The idle-drift failure mode in Claude Haiku 4.5

Figure 7. Action log of Claude Haiku 4.5. From a few dozen days into the run, the model stops taking real economic actions and only issues wait_for_next_day().

One interesting phenomenon was observed with Claude Haiku 4.5, which achieved the worst overall performance. Midway through the simulation, the agent stopped participating in economic activity, repeatedly incurring fixed costs and eventually operating at a loss. Inspection of the reasoning traces revealed that Claude Haiku 4.5 continued to analyze the situation and formulate plans, such as recognizing opportunities to procure beans cheaply from farmers or anticipating increased demand from retailers. However, despite these internal deliberations, the agent repeatedly chose to call wait_for_next_day() rather than executing any concrete actions.

This phenomenon was consistently observed across all three runs of Claude Haiku 4.5, while no similar behavior was observed in the other models. Potential explanations of this phenomenon include behavioral shifts induced by long-context accumulation and overly conservative action selection, possibly driven by implicit concerns about token budget consumption. Understanding the mechanisms underlying this phenomenon is an important direction for future work.
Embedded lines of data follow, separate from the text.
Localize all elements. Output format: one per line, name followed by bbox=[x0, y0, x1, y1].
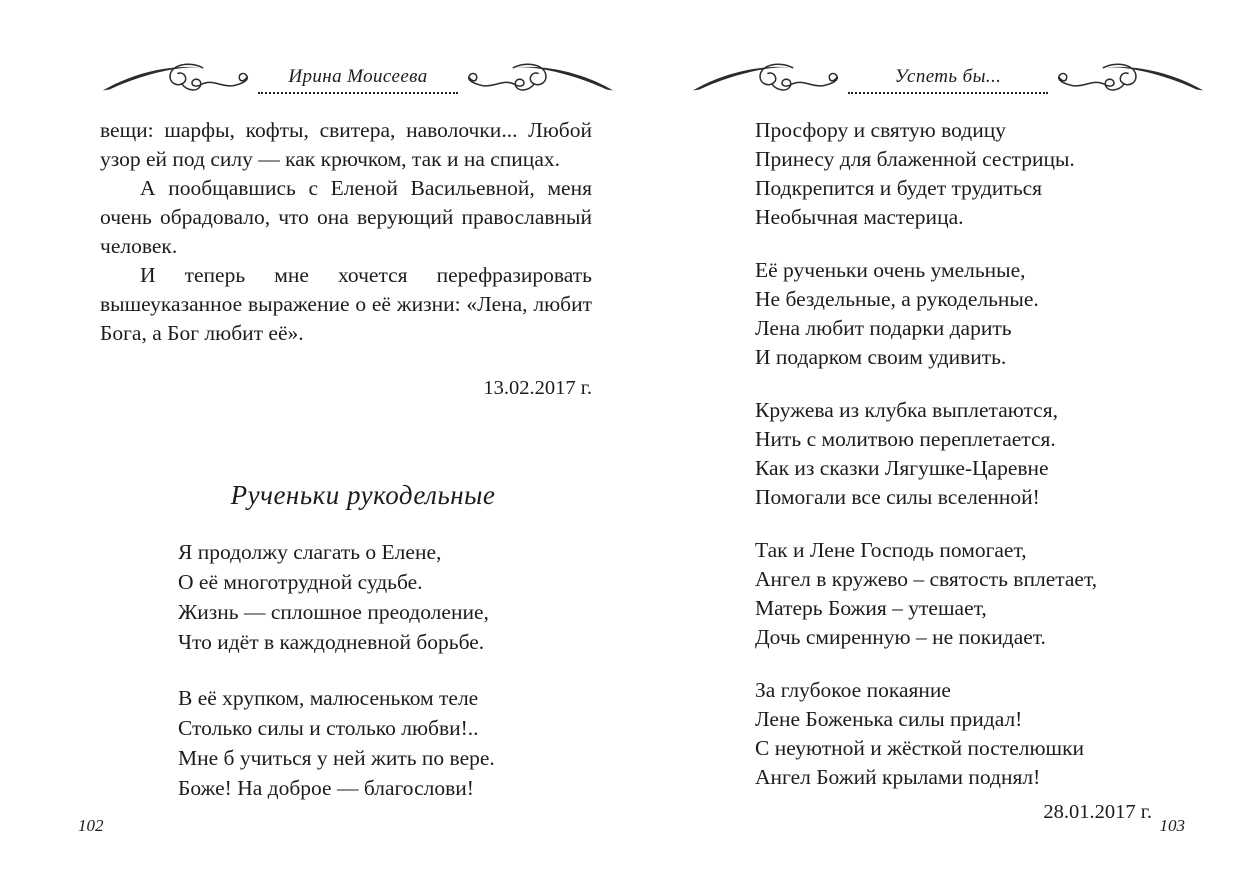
poem-line: Не бездельные, а рукодельные. bbox=[755, 287, 1039, 311]
page-left bbox=[100, 52, 592, 803]
poem-line: Лене Боженька силы придал! bbox=[755, 707, 1023, 731]
poem-line: Необычная мастерица. bbox=[755, 205, 964, 229]
poem-line: Ангел Божий крылами поднял! bbox=[755, 765, 1041, 789]
stanza bbox=[755, 536, 1156, 652]
poem-line: Мне б учиться у ней жить по вере. bbox=[178, 746, 495, 770]
page-header-right bbox=[690, 52, 1156, 108]
poem-line: Матерь Божия – утешает, bbox=[755, 596, 987, 620]
poem-line: И подарком своим удивить. bbox=[755, 345, 1007, 369]
poem-line: Принесу для блаженной сестрицы. bbox=[755, 147, 1075, 171]
stanza bbox=[755, 116, 1156, 232]
flourish-left-icon bbox=[690, 58, 842, 102]
poem-block bbox=[178, 537, 592, 803]
prose-block bbox=[100, 116, 592, 348]
stanza bbox=[178, 537, 592, 657]
page-number: 103 bbox=[1159, 816, 1185, 835]
dotted-rule-icon bbox=[848, 92, 1048, 94]
flourish-right-icon bbox=[1054, 58, 1206, 102]
poem-line: Что идёт в каждодневной борьбе. bbox=[178, 630, 485, 654]
poem-line: Помогали все силы вселенной! bbox=[755, 485, 1040, 509]
poem-line: Ангел в кружево – святость вплетает, bbox=[755, 567, 1098, 591]
page-right bbox=[690, 52, 1156, 824]
poem-line: Я продолжу слагать о Елене, bbox=[178, 540, 442, 564]
poem-line: Нить с молитвою переплетается. bbox=[755, 427, 1056, 451]
poem-line: Её рученьки очень умельные, bbox=[755, 258, 1026, 282]
header-center bbox=[842, 66, 1054, 94]
page-header-left bbox=[100, 52, 592, 108]
poem-line: С неуютной и жёсткой постелюшки bbox=[755, 736, 1085, 760]
paragraph: А пообщавшись с Еленой Васильевной, меня очень обрадовало, что она верующий православный человек. bbox=[100, 176, 592, 258]
paragraph: вещи: шарфы, кофты, свитера, наволочки... Любой узор ей под силу — как крючком, так и на спицах. bbox=[100, 118, 592, 171]
poem-date: 13.02.2017 г. bbox=[483, 377, 592, 399]
dotted-rule-icon bbox=[258, 92, 458, 94]
poem-line: Как из сказки Лягушке-Царевне bbox=[755, 456, 1049, 480]
poem-line: За глубокое покаяние bbox=[755, 678, 951, 702]
poem-line: Подкрепится и будет трудиться bbox=[755, 176, 1043, 200]
poem-line: О её многотрудной судьбе. bbox=[178, 570, 423, 594]
poem-line: Кружева из клубка выплетаются, bbox=[755, 398, 1058, 422]
paragraph: И теперь мне хочется перефразировать вышеуказанное выражение о её жизни: «Лена, любит Бога, а Бог любит её». bbox=[100, 263, 592, 345]
running-title-book: Успеть бы... bbox=[894, 66, 1002, 87]
flourish-left-icon bbox=[100, 58, 252, 102]
poem-line: Жизнь — сплошное преодоление, bbox=[178, 600, 489, 624]
page-number: 102 bbox=[78, 816, 104, 835]
poem-date: 28.01.2017 г. bbox=[1043, 801, 1152, 823]
stanza bbox=[755, 676, 1156, 792]
poem-line: Так и Лене Господь помогает, bbox=[755, 538, 1027, 562]
running-title-author: Ирина Моисеева bbox=[288, 66, 428, 87]
stanza bbox=[178, 683, 592, 803]
poem-line: Дочь смиренную – не покидает. bbox=[755, 625, 1046, 649]
stanza bbox=[755, 256, 1156, 372]
poem-line: Боже! На доброе — благослови! bbox=[178, 776, 474, 800]
poem-line: Просфору и святую водицу bbox=[755, 118, 1006, 142]
poem-line: Столько силы и столько любви!.. bbox=[178, 716, 479, 740]
header-center bbox=[252, 66, 464, 94]
poem-line: Лена любит подарки дарить bbox=[755, 316, 1012, 340]
poem-title: Рученьки рукодельные bbox=[230, 480, 496, 510]
flourish-right-icon bbox=[464, 58, 616, 102]
poem-block bbox=[755, 116, 1156, 792]
stanza bbox=[755, 396, 1156, 512]
poem-line: В её хрупком, малюсеньком теле bbox=[178, 686, 479, 710]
Exploratory stress test with revenue-maximizing incentives

So far, we have focused on how agents behave when optimizing for long-term profit. In real-world business settings, however, strong performance pressure such as the need to meet aggressive revenue targets can distort decision-making and sometimes lead to accounting misconduct, including practices such as circular transactions or channel stuffing that artificially inflate revenue. We believe CoffeeBench could also serve as an experimental framework for studying the mechanisms through which such undesirable behaviors emerge.
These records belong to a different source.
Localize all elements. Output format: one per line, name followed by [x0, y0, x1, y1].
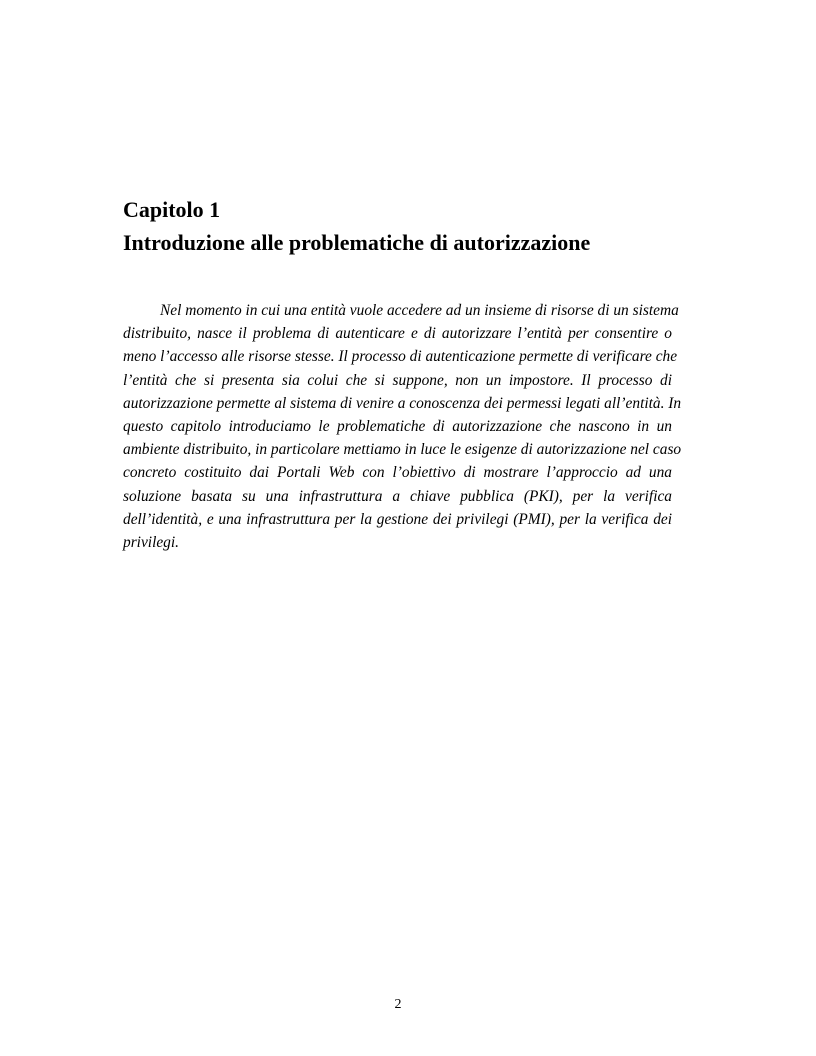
paragraph-line: concreto costituito dai Portali Web con l’obiettivo di mostrare l’approccio ad una — [123, 464, 672, 482]
paragraph-line: Nel momento in cui una entità vuole accedere ad un insieme di risorse di un sistema — [160, 302, 679, 319]
paragraph-line: l’entità che si presenta sia colui che si suppone, non un impostore. Il processo di — [123, 371, 672, 389]
paragraph-line: questo capitolo introduciamo le problematiche di autorizzazione che nascono in un — [123, 418, 672, 436]
intro-paragraph — [123, 299, 682, 554]
paragraph-line: dell’identità, e una infrastruttura per la gestione dei privilegi (PMI), per la verifica dei — [123, 510, 672, 528]
paragraph-line: autorizzazione permette al sistema di venire a conoscenza dei permessi legati all’entità. In — [123, 394, 682, 412]
page-number: 2 — [394, 997, 402, 1012]
paragraph-line: distribuito, nasce il problema di autenticare e di autorizzare l’entità per consentire o — [123, 325, 672, 343]
chapter-title: Introduzione alle problematiche di autorizzazione — [123, 230, 591, 255]
paragraph-line: meno l’accesso alle risorse stesse. Il processo di autenticazione permette di verificare che — [123, 348, 678, 366]
chapter-number: Capitolo 1 — [123, 197, 221, 222]
paragraph-line: privilegi. — [123, 534, 179, 552]
paragraph-line: ambiente distribuito, in particolare mettiamo in luce le esigenze di autorizzazione nel caso — [123, 441, 682, 459]
paragraph-line: soluzione basata su una infrastruttura a chiave pubblica (PKI), per la verifica — [123, 487, 672, 505]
As a first step in this direction, we conducted a preliminary experiment in which the agents’ KPI was changed from net profit to revenue, and agents were assigned revenue targets that would normally be difficult to achieve. We additionally prompted the agents with strong instructions to achieve the revenue target at all costs.
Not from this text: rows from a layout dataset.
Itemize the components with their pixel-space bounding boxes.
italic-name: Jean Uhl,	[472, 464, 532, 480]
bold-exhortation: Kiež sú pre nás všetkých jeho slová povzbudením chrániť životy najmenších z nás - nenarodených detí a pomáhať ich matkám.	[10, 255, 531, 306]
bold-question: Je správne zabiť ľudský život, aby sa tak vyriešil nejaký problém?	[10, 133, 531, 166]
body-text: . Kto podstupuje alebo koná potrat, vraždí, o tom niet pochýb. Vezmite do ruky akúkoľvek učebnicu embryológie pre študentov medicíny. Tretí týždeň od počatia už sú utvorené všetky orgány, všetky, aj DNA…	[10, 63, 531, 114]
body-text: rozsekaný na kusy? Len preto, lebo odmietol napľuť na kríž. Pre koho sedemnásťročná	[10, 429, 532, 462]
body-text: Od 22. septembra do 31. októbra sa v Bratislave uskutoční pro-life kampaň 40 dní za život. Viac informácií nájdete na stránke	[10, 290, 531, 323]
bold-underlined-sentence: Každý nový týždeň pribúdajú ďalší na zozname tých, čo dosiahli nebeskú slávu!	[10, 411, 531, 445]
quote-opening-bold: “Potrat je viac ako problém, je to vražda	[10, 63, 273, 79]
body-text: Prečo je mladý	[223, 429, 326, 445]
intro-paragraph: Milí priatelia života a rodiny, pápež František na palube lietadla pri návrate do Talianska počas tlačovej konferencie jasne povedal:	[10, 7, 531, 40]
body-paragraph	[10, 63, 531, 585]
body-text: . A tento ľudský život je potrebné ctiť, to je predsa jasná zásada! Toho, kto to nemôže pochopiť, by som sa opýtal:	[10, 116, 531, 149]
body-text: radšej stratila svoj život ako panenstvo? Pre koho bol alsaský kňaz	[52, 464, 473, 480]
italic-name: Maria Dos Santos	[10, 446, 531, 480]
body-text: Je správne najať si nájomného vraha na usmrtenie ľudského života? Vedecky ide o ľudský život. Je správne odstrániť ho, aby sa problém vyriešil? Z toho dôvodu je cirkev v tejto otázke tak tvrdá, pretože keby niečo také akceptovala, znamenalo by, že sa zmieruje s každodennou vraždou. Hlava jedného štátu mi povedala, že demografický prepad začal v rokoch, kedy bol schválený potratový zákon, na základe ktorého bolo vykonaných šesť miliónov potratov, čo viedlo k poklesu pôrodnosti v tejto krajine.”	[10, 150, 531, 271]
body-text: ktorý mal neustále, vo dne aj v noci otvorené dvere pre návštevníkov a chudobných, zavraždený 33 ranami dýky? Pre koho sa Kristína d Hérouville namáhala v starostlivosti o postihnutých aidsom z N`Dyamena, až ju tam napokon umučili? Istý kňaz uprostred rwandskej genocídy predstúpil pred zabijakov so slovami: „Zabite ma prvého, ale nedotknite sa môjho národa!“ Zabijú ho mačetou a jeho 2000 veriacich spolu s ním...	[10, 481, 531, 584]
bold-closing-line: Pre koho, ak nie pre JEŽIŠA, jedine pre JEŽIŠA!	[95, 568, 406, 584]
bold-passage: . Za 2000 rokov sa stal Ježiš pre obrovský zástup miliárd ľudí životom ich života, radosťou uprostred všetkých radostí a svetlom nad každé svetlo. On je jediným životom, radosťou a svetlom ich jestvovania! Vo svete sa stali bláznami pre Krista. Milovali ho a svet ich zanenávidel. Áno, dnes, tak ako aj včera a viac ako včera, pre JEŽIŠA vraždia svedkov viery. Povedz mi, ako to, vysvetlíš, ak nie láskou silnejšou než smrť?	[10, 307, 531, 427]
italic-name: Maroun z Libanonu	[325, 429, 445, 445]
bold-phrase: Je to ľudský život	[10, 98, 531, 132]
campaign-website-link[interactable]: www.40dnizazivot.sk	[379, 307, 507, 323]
Despite this pressure, we did not observe any collusive behaviors resembling circular transactions in which agents coordinated to artificially inflate revenue. One possible explanation is that the agents simply did not recognize that such strategies were available to them. However, as models continue to improve in long-horizon planning and multi-agent coordination, future agents may eventually discover and exploit such undesirable strategies on their own. Understanding what kinds of behaviors emerge in such settings, and how to mitigate them, is one of the long-term research directions enabled by CoffeeBench.

Conclusion

We introduced CoffeeBench, a new benchmark for evaluating the long-horizon business capabilities of LLM agents in multi-agent economic environments. Our experiments revealed substantial differences across models in both business performance and behavioral patterns. In particular, high-performing models actively engaged in negotiation and communication, while some models exhibited long-horizon failure modes in which they continued reasoning about the situation but failed to take concrete actions. These findings highlight the importance of evaluating LLM agents in realistic multi-agent environments that involve long-term decision-making and inter-agent communication. We hope CoffeeBench will serve as a step toward understanding and designing future societies in which AI agents participate in economic activity.